Christmas and Money
We had a great Christmas this year. We have a summer house in the country in upstate New York and there were 12 of us at the table for the Christmas turkey. Margie is gone now and my son, Brian, Cecile and their two kids, Emma and Kathryn, didn't make the trip from California. It would have cost me about $2,400 to fly four people from Los Angeles to New York and back, and when they got to New York, they still would have had to travel to our home upstate. We missed them, but Christmas was good anyway.
I'm embarrassed to say how much I like Christmas and Christmas presents. I don't know how it got started, but giving presents at Christmas is one of the great customs of all time. They're as much fun to give as to get. I don't know which I like better. I seem a little old to enjoy getting a Christmas present but I loved it as a kid and I've never gotten over liking it. (I've never called a Christmas present "a gift," either. "Gift" is too stuffy a word for such a good thing as a Christmas present.)
I can still remember some of the presents I got as a child. Uncle Bill always gave me a $20 gold coin. These coins were issued from 1838 to 1933. Most $20 gold coins were melted down and the ones that are left are extremely rare and hard to find. If you do find one, it could be worth thousands of dollars.

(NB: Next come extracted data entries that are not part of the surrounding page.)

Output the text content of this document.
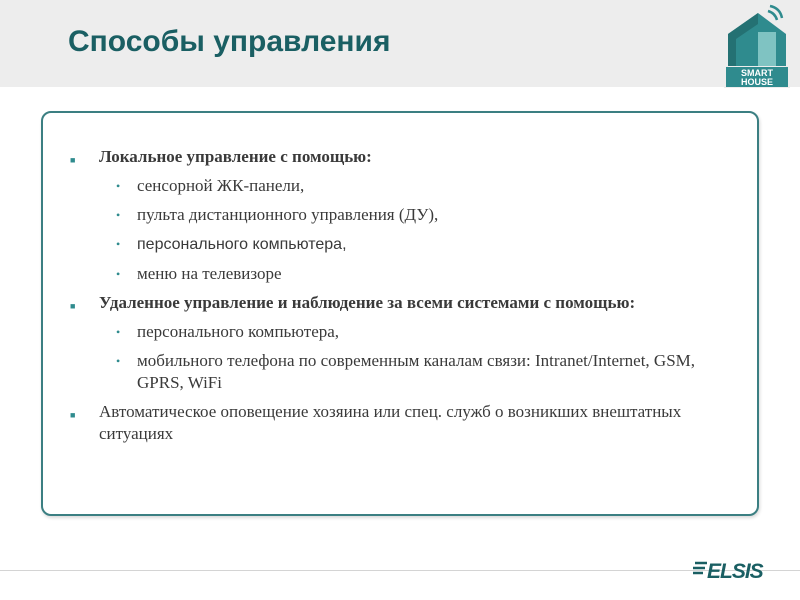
Способы управления
SMART
HOUSE
■ Локальное управление с помощью:
• сенсорной ЖК-панели,
• пульта дистанционного управления (ДУ),
• персонального компьютера,
• меню на телевизоре
■ Удаленное управление и наблюдение за всеми системами с помощью:
• персонального компьютера,
• мобильного телефона по современным каналам связи: Intranet/Internet, GSM, GPRS, WiFi
■ Автоматическое оповещение хозяина или спец. служб о возникших внештатных ситуациях
ELSIS
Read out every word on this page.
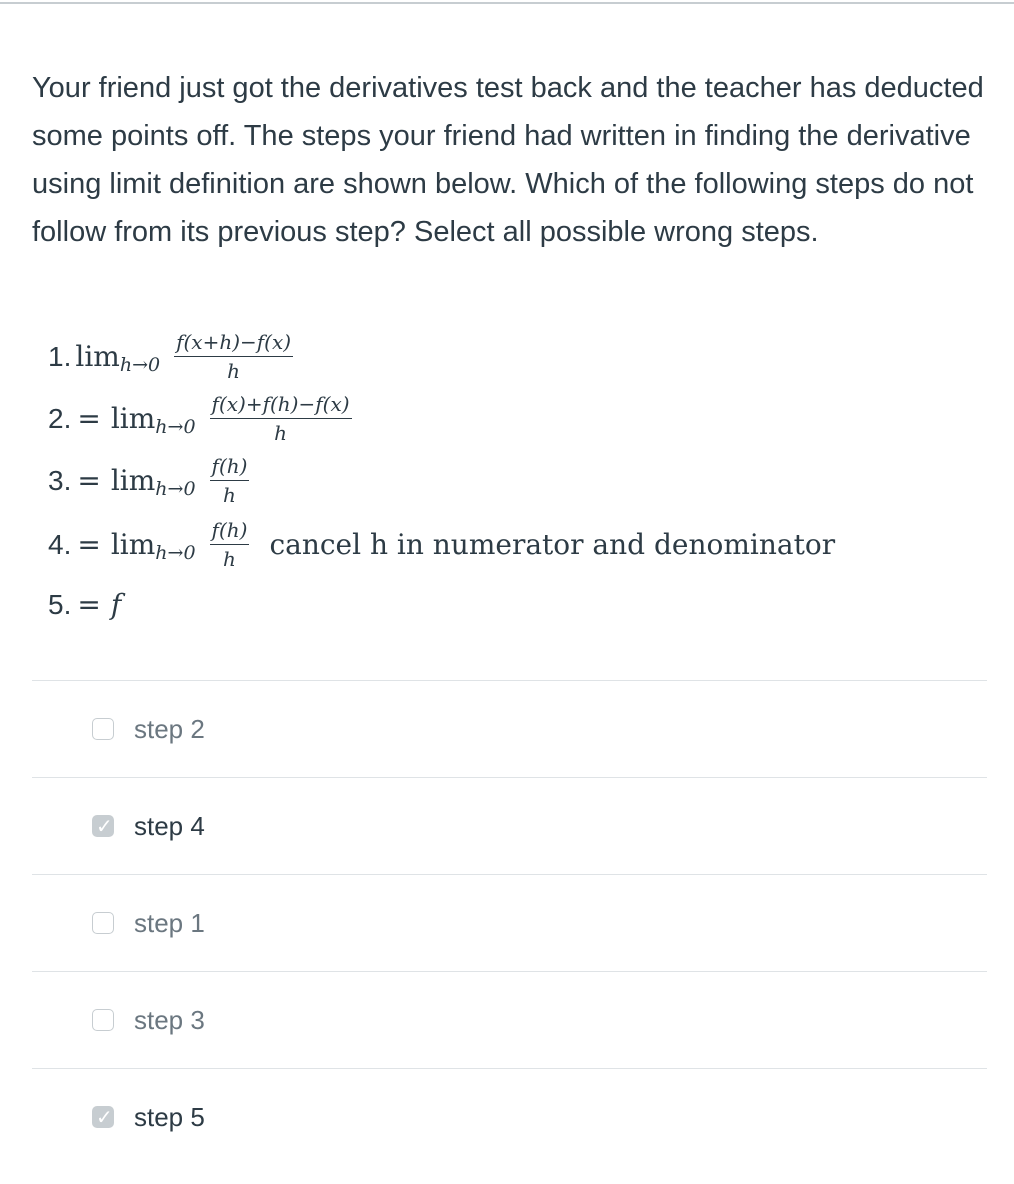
Your friend just got the derivatives test back and the teacher has deducted some points off. The steps your friend had written in finding the derivative using limit definition are shown below. Which of the following steps do not follow from its previous step? Select all possible wrong steps.
1. $\lim h\to 0 \frac{f(x+h)-f(x)}{h}$
2. = $\lim h\to 0 \frac{f(x)+f(h)-f(x)}{h}$
3. = $\lim h\to 0 \frac{f(h)}{h}$
4. = $\lim h\to 0 \frac{f(h)}{h}$ cancel h in numerator and denominator
5. = f
step 2
✓ step 4
step 1
step 3
✓ step 5
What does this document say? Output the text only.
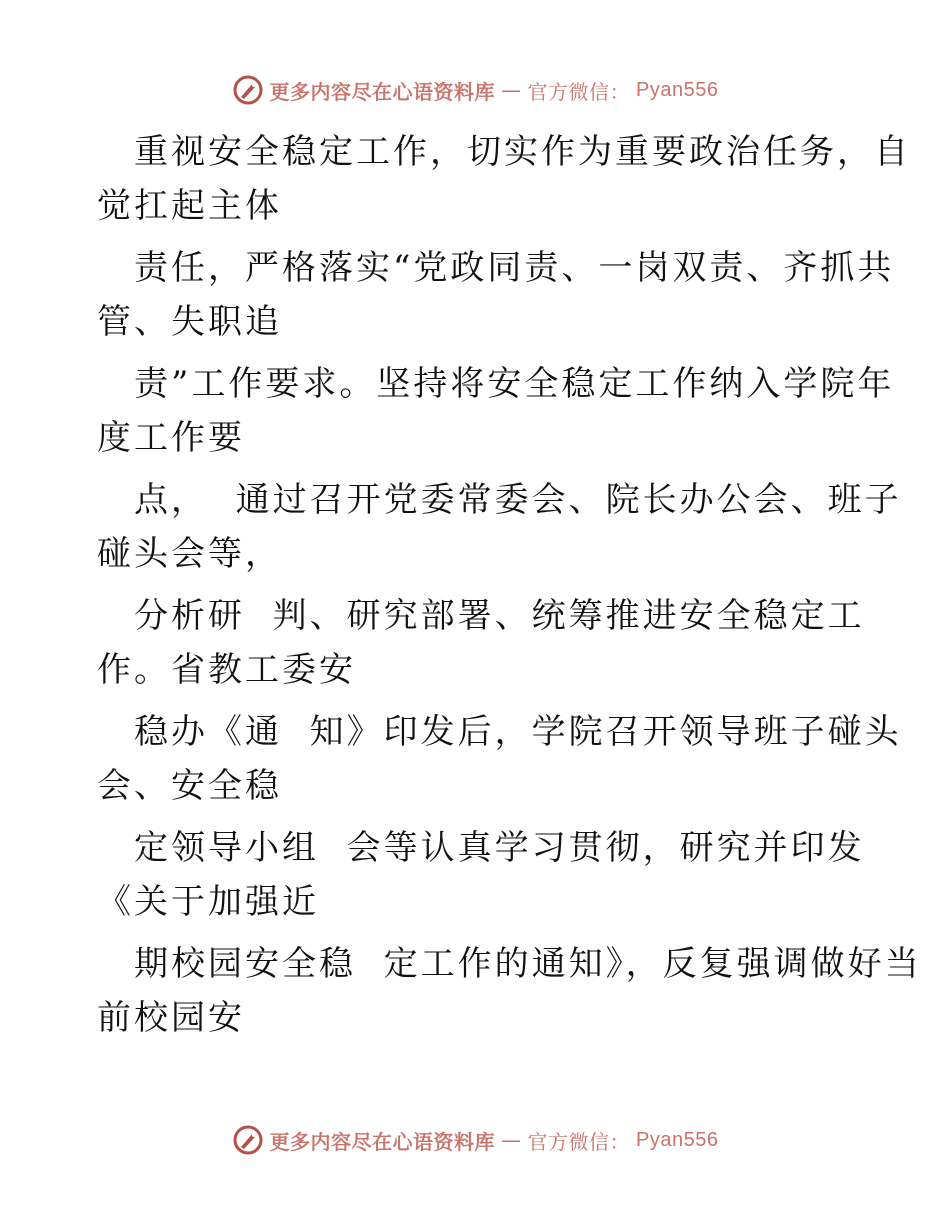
更多内容尽在心语资料库 — 官方微信： Pyan556
重视安全稳定工作，切实作为重要政治任务，自
觉扛起主体
责任，严格落实“党政同责、一岗双责、齐抓共
管、失职追
责”工作要求。坚持将安全稳定工作纳入学院年
度工作要
点，  通过召开党委常委会、院长办公会、班子
碰头会等，
分析研  判、研究部署、统筹推进安全稳定工
作。省教工委安
稳办《通  知》印发后，学院召开领导班子碰头
会、安全稳
定领导小组  会等认真学习贯彻，研究并印发
《关于加强近
期校园安全稳  定工作的通知》，反复强调做好当
前校园安
更多内容尽在心语资料库 — 官方微信： Pyan556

They say the value of a $20 gold coin today depends on the condition it's in and the year it was minted. Somehow, though, I can't imagine a $20 gold coin being used so much that it was worn out and worth less. I hid the gold coins Uncle Bill gave me over the years and eventually they disappeared. I had a great mother but she wasn't as sentimental about things as I am, and I think she found them and paid bills with my $20 gold coins. Her attitude was that it was just money.
I collected Indian head pennies, too, which I also received as presents at Christmastime. I wish I knew what happened to my Indian head penny collection. (There are probably several million people my age who wonder what happened to their Indian head pennies.)
Nothing is worth what it used to be and that includes money. The money I saved as a kid that I received during the holidays seemed like a lot when I wasn't spending it but it doesn't seem like so much anymore. I think I should have spent it while it was worth money.
In 1929, I was old enough to have a few dollars, and I hated the new dollar bills they issued because they were smaller in size than the $1 bills we were all used to. It wouldn't surprise me in the next few years if they decided to reduce the size of dollar bills again. If they ever do, I wish they would make $5, $10, $20, $50 and $100 bills each a different size. After all, the mint realized it would be better if our coins were each a different size.
We wouldn't want a nickel to be the same size as a dime, although it does seem as though they made a mistake making a dime smaller than a nickel. I haven't seen a silver dollar in many years. I wish my employer paid me in silver dollars; it would be easier for me to save money.
It's amazing, really, that we handle money as casually as we do. I say "handle," but the fact is, we handle very little of the money we spend. Most of the money we earn is in the bank and we keep little of it in our pockets. I think if I had to actually handle all the money I spend, I'd spend less of it. I carry my cash loose in my pocket. I've been thinking of buying a billfold to see if I can organize my pocket money.
So next Christmas, you know what I want...some $20 gold pieces and some larger $1 bills.